Kolombiya’dan ayrılmak zor oldu, kötü ününe rağmen aşık oldum bu ülkeye. Ben oradayken sizleri endişelendirmemek için yazmadığım bazı olaylar olmadı değil; yine de bu benim Kolombiya’ya ait düşüncelerimi ve hislerimi değiştirmiyor. Bu kadar müzikle ve dansla yaşayan bir topluluk, kendini dört duvar arasına hapsetmeyen ve dışarıda yaşayan, hep gülen ve her zaman – az olan kötü adamlar dışında – yardıma koşan, çok cana yakın, cıvıl cıvıl, kıpır kıpır insanlarla dolu. Salsaya bayıldım, bilmiyor olmama rağmen hiç bu kadar çok dans etmemiştim hayatımda ve çok büyük keyif aldım.

Kaldığım yerden anlatayım neler oldu bitti Kolombiya’da. Neler olmadı ki? Her iki okyanusa (Atlas ve Pasifik) sınırı olan Kolombiya’da, Atlas Okyanusu kıyılarında; Karayip denizi hayallerimizi devam ettirmek adına Taganga’da, Fardusa ile istediğimiz turkuaz denize kavuşmuş olmanın mutluluğu ile 3 gün kaldık. Taganga’ya 1 saat uzaklıktaki Tayrona Ulusal Park’a gitmek bir sonraki planımızdı ve işin en güzel tarafı buraya daha önceki yazımda bahsettiğim önceden tanışmış olduğumuz Arjantinliler ile gitmek oldu. 6 kişilik gruba, 4 Arjantinli güzel ve bir adet Kolombiyalı da katıldı. Parkta yemek yemek pahalı olacağı için 11 kişinin en az 3 günlük yemek ihtiyacını karşılayacak kadar alışveriş yaptık. Arjantinli arkadaşlar, sadece sokakta müzik yaparak kazandıkları para ile seyahat ettikleri ve Panama’ya geçerek sonrasında da bütün Orta Amerika’yı gezmek gibi planları olduğu için para konusunda oldukça tutumlu olmaya çalışıyorlardı, bununla bağlantılı olarak da 34.000 Pesos (18 dolar) olan park giriş parasını ödememek için çılgınca bir fikirleri vardı. Biz de Fardusa ile mecburen onların planına dahil olduk, parka bir saatlik bir yürüyüşten sonra ulaşılan ana kapısından değil de bir nehirden geçerek 2 saatte ulaşmayı başardık ve giriş parası da ödemedik. Buraya kadar her şey yolunda gitti, çadırlarımızı kurmaya kalktığımızda ise bizim kaçak giriş yaptığımızı gören bir kişinin park polisini araması ve polislerin birden yanımızda bitmesi dışında. Saat 5’i geçmişti ve giriş bileziklerinin alındığı ofis kapanmıştı. “Bir sonraki gün ilk işimiz ücreti ödemek olacak, kapıyı bulamadık, o yüzden ödeyemedik.” felan dediysek de hepimizin sonu polis arabasına bindirilmek ve parkın dışına çıkarılmak oldu. Elinden oyuncağı alınmış çocuklar gibi, yaptığımız şeyin doğru olmadığının da bilincinde olarak o geceyi parka yakın şehirde geçirdik ve sabah ilk işimiz erkenden parka normal yollardan girmek oldu. Gerçek anlamda yeryüzünde var olan cennetlerden birine de girmiş olduk.
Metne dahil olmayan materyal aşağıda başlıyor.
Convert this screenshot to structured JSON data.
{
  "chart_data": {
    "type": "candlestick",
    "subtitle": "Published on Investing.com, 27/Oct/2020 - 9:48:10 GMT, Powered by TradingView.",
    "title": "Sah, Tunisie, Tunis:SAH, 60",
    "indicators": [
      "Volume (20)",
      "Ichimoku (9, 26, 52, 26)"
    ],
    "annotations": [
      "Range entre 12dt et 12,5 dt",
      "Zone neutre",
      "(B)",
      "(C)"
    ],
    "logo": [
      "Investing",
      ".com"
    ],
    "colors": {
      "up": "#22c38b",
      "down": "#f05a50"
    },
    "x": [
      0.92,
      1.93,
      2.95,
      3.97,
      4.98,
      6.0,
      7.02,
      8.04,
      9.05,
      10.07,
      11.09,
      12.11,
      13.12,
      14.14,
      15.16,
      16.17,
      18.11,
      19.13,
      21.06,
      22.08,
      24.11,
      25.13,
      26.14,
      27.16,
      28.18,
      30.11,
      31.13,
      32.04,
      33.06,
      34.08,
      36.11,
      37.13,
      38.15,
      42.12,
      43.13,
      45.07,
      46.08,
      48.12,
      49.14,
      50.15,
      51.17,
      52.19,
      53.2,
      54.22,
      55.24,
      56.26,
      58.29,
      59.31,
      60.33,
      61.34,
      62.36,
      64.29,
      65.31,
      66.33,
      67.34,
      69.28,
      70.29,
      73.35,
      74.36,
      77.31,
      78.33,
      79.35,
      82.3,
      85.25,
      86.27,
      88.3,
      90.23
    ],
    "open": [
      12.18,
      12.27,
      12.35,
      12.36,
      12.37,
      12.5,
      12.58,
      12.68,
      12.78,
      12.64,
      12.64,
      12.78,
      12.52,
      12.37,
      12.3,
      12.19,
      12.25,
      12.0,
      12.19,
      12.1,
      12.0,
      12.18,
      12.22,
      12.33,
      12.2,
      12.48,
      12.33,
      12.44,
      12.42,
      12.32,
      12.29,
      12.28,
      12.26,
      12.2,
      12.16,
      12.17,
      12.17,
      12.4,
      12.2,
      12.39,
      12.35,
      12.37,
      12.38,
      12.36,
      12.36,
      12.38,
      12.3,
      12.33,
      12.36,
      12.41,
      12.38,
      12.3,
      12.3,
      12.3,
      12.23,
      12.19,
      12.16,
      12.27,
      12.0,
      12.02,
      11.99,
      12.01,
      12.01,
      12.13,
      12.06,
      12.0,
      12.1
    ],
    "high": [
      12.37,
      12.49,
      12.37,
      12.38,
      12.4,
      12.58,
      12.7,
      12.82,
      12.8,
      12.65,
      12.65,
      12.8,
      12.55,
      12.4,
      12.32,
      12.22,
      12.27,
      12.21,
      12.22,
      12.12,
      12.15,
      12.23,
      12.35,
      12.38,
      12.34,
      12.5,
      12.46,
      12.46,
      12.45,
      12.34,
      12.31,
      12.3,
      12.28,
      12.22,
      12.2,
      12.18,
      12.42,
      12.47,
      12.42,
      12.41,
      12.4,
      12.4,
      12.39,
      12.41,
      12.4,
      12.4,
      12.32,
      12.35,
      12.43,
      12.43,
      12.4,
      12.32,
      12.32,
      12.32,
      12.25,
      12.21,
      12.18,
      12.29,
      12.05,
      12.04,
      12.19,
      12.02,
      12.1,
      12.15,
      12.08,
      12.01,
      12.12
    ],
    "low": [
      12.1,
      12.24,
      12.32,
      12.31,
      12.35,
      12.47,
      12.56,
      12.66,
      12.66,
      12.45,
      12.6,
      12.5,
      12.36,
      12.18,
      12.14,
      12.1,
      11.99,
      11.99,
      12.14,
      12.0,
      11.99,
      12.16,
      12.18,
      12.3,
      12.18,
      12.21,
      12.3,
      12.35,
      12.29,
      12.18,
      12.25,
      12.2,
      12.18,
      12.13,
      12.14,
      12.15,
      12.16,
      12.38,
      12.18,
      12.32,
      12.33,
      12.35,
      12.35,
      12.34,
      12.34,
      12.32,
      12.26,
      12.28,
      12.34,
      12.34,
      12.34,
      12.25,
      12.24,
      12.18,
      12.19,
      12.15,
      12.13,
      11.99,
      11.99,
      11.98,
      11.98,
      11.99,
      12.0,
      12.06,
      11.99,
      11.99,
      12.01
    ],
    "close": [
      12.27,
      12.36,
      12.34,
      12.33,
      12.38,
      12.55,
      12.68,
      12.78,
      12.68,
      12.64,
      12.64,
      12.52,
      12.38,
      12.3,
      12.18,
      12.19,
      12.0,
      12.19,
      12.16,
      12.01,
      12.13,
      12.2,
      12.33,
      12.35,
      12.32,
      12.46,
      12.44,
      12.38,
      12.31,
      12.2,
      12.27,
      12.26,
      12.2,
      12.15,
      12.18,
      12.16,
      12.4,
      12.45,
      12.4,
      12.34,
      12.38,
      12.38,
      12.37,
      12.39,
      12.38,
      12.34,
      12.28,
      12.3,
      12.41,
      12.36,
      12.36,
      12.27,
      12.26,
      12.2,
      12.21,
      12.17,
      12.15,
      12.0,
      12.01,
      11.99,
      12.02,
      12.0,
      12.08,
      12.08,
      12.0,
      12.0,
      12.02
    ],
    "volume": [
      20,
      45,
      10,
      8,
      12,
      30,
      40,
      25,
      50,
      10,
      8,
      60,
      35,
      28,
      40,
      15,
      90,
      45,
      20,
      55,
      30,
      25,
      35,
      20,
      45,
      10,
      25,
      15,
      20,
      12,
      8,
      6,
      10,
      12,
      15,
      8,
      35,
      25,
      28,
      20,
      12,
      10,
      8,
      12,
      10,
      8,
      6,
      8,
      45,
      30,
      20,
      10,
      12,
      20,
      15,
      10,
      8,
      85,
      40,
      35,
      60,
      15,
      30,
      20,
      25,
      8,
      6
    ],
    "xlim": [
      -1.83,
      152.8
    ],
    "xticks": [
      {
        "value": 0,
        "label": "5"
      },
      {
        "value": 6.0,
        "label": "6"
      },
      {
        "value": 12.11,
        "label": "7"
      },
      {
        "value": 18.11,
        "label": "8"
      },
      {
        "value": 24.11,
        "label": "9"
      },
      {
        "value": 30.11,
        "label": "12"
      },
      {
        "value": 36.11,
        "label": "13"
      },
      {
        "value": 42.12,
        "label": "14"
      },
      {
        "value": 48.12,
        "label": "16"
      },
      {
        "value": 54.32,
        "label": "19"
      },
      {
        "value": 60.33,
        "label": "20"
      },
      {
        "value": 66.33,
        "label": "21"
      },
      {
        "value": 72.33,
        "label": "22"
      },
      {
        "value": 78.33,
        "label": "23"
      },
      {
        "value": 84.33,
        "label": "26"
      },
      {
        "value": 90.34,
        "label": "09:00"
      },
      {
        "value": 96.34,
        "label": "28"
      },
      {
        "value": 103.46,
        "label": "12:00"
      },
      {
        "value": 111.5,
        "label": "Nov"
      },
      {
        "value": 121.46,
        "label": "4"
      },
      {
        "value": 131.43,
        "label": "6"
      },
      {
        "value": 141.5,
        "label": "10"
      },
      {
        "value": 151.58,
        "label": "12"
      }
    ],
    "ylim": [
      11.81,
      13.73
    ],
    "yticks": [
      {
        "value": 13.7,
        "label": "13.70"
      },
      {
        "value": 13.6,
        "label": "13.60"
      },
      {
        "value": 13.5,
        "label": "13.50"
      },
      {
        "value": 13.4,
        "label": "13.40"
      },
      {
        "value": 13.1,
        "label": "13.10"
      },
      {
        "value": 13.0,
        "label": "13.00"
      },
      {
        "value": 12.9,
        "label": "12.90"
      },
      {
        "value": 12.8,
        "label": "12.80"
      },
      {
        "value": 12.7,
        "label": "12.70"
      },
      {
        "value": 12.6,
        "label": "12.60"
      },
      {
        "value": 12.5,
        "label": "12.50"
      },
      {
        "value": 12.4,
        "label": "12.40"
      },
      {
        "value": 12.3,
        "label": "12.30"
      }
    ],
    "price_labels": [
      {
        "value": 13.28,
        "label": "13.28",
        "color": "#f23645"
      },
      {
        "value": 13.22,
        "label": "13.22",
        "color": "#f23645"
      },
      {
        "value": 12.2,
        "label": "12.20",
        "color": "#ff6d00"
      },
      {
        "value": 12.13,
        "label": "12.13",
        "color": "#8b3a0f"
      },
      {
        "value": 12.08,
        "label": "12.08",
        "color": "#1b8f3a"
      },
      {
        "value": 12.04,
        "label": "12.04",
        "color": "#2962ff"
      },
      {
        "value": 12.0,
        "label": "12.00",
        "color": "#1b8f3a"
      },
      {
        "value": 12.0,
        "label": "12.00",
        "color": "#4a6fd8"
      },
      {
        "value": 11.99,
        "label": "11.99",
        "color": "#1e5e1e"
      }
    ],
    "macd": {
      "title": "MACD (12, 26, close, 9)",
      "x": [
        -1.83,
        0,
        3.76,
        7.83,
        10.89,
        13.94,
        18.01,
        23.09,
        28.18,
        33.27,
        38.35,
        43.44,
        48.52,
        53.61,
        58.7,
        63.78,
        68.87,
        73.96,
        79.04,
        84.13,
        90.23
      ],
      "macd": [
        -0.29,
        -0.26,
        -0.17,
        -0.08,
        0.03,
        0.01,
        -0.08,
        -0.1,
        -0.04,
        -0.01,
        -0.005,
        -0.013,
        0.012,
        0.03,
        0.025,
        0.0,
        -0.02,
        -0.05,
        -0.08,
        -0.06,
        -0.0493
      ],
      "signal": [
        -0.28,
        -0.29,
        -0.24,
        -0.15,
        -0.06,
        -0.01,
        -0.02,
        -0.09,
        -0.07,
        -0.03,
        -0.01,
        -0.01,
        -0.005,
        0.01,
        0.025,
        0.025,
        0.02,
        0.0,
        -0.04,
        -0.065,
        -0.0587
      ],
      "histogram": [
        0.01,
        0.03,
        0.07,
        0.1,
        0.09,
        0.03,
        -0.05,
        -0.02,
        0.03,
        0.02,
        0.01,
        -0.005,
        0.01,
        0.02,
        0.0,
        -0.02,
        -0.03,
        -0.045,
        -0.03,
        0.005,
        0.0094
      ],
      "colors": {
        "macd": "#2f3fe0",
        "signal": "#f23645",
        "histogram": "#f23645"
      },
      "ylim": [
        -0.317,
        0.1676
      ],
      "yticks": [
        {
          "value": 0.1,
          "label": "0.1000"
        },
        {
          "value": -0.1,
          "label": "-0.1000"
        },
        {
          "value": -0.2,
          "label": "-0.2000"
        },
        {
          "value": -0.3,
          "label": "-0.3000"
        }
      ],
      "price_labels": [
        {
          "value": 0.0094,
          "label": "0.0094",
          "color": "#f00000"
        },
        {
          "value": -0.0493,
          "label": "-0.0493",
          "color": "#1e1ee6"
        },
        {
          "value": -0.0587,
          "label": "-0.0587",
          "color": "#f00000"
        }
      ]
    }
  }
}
Benim, Kolombiya’da en çok beğendiğim 2 gün kalmak üzere gidip 6 gün kaldığım, yan yana bir çok kumsalın bulunduğu (iki tanesi çıplaklar kampı idi ve ben de gidip bir göz attım, bir kaç beyaz popo görüp geri döndüm; merakımı gidermiş oldum), palmiye ağaçlarının denize doğru kıvrıldığı, ormanın içinde kurulacak bir sürü kamp alanın olduğu ulusal bir park ve denizin ortasında devasal büyüklükteki kayalar buraya masalsı bir görüntü katıyor. Ormanın içinden yapılan 2 saatlik bir tırmanışla, merakla sizi takip eden ‘black howler’ maymunların eşliğinde, El Pueblito arkeolojik kalıntılara varıyorsunuz. Yani her şey var bu parkta. Sincaplarla sabah günaydınlaşmak, öğleden sonra palmiyelerde güneşlenen kocaman iguanalar eşliğinde denize girmek oldukça keyifli idi.

Fardusa bir ara pasaportuma bakmıştı ve oradan doğum günümü öğrenmiş ve bir sürpriz hazırlamışlar. Arjantinli grup ve parkta tanıştığımız Bolivyalı Daniela ile birlikte denizin neredeyse ortasında dolunayın aydınlattığı kocaman kayaların üstünde oturup deli dalgaları dinlerken birden beni yüksek bir kayaya çıkmam ve orada oturmam konusunda ikna ettiler, bir oyun oynayacağız dediler. Sonra da ilk önce İngilizce ve sonrasında da İspanyolca doğum günü şarkısını üstünde oturduğum kayanın etrafında dans ederek söylediler. Sonra ben gülmekten karın ağrıları çekerken hazırladıkları garip bir dans eşliğinde Türkçe olduğunu iddia ettikleri bir dilde de doğum günü şarkısı söylendi. Çikolata üzerine yerleştirilmiş ve rüzgardan dolayı bir türlü yanmayan ve hep sönen mumla birlikte doğum günü ritüeli için gerekli olan her şey vardı, ben de üflüyor gibi yapıp 35 yaşıma bu ütopik yerde girmiş oldum. Sürpriz parti ise unutulamayacak kadar ilginç ve güzeldi. Fardusa ile yollarımız ertesi gün ayrıldı, O Bogota ve sonrasında Bolivya’ya giderken ben birkaç gün daha burada kalmaya karar verdim. Arjantinli grup da yavaş yavaş dağıldı ve sonunda bir tek ben kaldım parkta.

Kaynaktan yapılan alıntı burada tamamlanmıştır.